Understanding the Customer Base, Competition and Area Demographics

Exactly how do businesses in the area bring in brand-new customers? Often times, operating businesses have repeat consumers, which develop the core of their everyday earnings. Certain variables such as brand-new competitors growing up around the area, road building, and personnel turn over can influence repeat customers and negatively impact future incomes. One important point to think about is the placement of the business.
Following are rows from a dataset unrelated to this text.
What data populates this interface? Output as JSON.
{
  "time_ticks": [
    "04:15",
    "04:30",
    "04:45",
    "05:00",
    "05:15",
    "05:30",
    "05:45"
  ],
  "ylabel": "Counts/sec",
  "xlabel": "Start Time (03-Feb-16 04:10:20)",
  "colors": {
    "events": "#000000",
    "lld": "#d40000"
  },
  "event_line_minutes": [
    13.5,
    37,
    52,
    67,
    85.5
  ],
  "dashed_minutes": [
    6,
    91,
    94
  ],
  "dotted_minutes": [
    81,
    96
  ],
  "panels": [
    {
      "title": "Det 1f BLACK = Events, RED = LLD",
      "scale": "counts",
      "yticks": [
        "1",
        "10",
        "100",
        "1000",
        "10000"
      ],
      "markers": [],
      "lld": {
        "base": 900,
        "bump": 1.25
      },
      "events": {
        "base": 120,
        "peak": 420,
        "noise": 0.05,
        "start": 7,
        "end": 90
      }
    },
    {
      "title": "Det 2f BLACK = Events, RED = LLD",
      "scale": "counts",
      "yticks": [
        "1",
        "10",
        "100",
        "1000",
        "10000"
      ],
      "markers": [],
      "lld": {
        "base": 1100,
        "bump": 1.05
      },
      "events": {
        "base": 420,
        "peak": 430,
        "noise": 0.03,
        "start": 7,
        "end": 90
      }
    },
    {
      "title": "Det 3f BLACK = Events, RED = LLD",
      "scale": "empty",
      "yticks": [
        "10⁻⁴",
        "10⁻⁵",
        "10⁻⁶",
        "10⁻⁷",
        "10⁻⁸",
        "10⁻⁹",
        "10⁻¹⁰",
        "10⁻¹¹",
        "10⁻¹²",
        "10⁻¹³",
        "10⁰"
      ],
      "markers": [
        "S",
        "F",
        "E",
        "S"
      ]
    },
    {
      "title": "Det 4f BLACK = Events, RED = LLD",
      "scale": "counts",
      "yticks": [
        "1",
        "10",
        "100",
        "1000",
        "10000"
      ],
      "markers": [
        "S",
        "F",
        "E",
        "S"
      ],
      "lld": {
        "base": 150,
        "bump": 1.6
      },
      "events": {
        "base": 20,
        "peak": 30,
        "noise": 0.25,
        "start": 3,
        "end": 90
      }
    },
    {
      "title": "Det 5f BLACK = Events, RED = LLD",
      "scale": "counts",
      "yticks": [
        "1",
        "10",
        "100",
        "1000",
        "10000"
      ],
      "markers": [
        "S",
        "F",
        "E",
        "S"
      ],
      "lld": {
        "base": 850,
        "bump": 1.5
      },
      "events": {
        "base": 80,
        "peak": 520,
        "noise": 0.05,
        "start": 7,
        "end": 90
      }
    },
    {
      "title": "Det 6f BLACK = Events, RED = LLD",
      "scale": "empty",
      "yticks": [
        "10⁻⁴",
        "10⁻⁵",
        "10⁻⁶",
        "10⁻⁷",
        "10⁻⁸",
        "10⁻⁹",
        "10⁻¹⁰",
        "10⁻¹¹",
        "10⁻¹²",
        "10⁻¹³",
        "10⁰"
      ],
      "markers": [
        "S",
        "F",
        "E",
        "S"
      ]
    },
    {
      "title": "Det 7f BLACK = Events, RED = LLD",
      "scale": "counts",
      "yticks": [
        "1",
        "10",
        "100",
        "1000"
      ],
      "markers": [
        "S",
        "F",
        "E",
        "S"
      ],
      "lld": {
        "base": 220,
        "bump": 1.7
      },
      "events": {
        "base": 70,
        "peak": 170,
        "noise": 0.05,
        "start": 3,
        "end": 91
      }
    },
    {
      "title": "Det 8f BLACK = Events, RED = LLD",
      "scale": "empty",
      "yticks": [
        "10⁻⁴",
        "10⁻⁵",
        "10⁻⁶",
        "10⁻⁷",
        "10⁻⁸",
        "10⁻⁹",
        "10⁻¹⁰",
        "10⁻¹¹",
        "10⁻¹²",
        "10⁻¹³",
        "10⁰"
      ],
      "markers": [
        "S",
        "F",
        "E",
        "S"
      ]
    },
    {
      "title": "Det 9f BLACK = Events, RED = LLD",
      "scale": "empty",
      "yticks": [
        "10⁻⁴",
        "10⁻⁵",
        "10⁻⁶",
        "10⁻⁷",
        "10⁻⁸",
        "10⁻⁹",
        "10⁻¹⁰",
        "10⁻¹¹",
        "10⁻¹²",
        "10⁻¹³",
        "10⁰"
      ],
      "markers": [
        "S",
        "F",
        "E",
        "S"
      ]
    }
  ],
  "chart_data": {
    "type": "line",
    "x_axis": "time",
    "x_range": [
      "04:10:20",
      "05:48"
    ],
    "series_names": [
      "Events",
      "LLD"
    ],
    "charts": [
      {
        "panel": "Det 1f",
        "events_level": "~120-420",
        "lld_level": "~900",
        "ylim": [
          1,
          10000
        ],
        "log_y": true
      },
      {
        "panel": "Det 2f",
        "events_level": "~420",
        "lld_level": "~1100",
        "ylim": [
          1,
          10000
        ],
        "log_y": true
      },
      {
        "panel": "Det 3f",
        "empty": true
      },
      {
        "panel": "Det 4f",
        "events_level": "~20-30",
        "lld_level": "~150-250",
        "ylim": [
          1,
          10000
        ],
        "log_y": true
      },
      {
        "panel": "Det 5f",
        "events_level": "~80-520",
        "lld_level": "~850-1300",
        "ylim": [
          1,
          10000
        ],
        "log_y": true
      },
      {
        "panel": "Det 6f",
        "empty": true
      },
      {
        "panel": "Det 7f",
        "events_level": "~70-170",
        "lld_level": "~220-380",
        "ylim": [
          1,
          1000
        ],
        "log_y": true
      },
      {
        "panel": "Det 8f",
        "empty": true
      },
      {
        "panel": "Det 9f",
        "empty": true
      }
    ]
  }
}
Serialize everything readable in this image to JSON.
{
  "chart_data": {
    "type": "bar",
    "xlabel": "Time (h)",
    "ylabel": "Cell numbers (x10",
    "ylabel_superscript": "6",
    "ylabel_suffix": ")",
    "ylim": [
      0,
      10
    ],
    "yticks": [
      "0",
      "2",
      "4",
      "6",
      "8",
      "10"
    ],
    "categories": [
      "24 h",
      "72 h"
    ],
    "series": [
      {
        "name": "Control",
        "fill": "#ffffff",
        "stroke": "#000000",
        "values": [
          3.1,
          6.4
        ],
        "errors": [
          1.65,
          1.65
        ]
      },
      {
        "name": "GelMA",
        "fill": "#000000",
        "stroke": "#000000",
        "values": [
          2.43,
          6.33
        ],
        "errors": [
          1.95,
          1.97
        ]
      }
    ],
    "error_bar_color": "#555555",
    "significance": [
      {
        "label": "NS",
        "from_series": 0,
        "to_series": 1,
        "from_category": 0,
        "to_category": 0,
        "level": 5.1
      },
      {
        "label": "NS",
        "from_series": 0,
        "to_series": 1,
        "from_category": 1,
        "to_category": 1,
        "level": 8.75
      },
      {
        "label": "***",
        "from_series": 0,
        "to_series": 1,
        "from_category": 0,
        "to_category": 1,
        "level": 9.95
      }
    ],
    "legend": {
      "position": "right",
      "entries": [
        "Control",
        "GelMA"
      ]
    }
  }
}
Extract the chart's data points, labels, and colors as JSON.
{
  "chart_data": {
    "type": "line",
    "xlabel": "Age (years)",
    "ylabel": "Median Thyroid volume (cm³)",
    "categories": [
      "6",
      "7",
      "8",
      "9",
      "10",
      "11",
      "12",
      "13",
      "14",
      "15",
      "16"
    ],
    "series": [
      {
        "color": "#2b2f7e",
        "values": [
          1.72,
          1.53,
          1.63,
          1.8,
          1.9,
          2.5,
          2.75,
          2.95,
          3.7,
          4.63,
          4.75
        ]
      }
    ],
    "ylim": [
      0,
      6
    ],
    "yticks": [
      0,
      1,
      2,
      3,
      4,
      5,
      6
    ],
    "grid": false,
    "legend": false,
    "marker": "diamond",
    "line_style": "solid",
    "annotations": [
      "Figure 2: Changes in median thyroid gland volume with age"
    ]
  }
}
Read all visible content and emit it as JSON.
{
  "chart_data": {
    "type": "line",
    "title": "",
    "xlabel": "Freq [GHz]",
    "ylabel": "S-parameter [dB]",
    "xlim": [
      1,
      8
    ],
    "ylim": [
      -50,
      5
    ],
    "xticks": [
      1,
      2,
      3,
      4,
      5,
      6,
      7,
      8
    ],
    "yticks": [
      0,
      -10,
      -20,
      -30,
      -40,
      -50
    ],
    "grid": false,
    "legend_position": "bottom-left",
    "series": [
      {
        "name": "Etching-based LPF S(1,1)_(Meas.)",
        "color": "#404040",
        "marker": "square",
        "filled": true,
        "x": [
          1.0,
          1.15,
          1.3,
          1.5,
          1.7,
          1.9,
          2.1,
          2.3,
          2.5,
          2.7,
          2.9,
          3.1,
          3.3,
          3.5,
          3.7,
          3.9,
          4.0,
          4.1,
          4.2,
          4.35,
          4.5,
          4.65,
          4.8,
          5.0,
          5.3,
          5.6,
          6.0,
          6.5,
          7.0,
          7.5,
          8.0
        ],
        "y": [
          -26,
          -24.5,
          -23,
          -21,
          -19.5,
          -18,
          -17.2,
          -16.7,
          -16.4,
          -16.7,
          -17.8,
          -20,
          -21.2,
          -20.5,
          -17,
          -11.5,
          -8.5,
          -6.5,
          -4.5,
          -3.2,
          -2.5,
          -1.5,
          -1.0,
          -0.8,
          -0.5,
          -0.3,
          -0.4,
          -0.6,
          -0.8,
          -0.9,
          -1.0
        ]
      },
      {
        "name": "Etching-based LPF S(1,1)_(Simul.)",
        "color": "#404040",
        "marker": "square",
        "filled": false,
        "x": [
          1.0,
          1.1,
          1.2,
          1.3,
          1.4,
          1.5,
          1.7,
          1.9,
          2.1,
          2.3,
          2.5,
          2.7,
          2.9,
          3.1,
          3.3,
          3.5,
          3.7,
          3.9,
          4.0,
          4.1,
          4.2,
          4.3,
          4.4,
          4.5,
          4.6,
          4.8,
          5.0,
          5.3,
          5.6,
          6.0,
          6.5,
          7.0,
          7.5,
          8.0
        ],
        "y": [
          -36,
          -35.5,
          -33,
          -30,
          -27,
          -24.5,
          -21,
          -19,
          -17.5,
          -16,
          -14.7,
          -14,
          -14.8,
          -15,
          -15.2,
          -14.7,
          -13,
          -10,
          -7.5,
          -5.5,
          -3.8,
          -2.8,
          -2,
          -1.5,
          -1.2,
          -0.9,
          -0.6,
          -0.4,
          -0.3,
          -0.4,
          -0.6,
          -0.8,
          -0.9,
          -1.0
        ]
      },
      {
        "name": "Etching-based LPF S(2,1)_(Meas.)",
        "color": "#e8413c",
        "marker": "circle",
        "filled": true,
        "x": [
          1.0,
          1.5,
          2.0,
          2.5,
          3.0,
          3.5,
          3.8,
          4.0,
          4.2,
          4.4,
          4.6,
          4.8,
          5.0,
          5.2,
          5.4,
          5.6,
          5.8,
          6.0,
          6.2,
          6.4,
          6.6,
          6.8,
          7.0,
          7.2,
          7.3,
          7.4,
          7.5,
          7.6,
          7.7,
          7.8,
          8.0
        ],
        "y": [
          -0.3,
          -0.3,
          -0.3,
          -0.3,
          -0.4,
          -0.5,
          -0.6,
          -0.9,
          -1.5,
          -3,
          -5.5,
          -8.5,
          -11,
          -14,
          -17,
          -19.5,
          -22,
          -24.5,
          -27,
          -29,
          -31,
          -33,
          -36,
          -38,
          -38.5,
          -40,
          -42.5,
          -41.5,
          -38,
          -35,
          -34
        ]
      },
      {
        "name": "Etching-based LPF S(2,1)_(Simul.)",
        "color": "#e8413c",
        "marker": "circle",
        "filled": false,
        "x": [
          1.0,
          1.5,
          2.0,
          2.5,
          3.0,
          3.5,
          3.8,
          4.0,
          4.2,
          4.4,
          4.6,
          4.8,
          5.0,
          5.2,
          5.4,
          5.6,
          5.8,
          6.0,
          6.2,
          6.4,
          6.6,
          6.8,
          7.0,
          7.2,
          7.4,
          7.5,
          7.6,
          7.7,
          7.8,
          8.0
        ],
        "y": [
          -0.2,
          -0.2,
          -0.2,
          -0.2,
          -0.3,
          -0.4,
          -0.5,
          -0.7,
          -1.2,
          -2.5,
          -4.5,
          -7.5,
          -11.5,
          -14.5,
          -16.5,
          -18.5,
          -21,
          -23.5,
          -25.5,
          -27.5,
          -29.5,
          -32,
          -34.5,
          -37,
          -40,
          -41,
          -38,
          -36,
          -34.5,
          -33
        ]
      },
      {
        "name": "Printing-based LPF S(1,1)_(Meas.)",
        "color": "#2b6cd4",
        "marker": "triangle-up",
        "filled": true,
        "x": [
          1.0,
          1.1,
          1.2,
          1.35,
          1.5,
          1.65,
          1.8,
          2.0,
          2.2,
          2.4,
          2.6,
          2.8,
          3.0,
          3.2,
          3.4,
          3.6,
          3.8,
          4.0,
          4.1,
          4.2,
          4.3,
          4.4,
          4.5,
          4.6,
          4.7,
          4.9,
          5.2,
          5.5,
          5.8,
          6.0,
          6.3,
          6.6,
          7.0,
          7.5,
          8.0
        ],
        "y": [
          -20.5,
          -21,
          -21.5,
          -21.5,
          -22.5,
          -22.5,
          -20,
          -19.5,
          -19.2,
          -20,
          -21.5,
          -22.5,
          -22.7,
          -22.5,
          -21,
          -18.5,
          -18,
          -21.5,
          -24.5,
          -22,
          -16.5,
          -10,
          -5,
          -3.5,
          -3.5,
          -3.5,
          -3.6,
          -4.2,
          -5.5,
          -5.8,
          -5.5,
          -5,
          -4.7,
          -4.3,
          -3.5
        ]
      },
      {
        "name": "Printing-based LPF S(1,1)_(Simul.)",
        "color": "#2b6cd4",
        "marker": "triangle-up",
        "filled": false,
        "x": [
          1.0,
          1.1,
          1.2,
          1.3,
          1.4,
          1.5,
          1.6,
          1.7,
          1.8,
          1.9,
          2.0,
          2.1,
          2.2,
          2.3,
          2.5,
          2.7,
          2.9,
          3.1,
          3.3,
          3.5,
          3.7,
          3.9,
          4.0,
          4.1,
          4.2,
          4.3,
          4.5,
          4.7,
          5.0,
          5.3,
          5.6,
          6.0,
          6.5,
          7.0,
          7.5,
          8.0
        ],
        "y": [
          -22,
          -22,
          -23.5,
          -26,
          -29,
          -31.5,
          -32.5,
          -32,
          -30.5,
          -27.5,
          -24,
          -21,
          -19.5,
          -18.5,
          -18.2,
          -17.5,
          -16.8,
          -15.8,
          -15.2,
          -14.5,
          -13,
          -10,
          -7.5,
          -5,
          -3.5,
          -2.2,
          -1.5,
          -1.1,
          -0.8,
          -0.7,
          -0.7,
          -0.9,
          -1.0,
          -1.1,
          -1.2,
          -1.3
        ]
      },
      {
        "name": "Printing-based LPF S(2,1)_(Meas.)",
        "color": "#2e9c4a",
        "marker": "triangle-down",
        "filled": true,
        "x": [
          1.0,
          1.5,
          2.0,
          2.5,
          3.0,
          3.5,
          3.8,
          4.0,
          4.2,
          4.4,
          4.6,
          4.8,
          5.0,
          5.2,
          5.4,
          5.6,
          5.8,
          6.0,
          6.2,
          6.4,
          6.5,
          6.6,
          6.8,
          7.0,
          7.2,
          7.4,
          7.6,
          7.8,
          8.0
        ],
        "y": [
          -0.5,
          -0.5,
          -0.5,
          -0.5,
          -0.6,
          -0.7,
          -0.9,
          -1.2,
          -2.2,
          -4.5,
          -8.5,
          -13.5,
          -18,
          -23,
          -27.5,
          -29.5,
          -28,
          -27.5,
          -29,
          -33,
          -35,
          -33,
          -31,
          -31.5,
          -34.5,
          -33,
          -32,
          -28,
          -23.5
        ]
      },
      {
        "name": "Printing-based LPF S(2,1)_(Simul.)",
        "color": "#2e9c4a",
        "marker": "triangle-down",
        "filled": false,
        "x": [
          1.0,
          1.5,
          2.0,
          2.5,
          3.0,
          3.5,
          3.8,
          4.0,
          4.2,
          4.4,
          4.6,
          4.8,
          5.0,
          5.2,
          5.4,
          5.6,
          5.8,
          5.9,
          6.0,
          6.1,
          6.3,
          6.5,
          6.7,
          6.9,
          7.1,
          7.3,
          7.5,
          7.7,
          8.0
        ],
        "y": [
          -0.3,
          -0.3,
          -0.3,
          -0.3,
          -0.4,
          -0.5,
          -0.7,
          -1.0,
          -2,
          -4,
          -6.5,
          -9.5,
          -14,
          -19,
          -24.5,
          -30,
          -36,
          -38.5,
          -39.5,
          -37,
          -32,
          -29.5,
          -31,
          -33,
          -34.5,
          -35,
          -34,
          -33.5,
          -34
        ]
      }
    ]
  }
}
Is it in a highly trafficked shopping mall, or is it concealed from the main road? Clearly, the more individuals that see the business on a regular basis, the greater the possibility to develop a returning consumer base. A final thought is the general area demographics. Is the business located in a largely inhabited city, or is it situated on the edge of town? Just how might the neighborhood median family earnings effect future earnings prospects?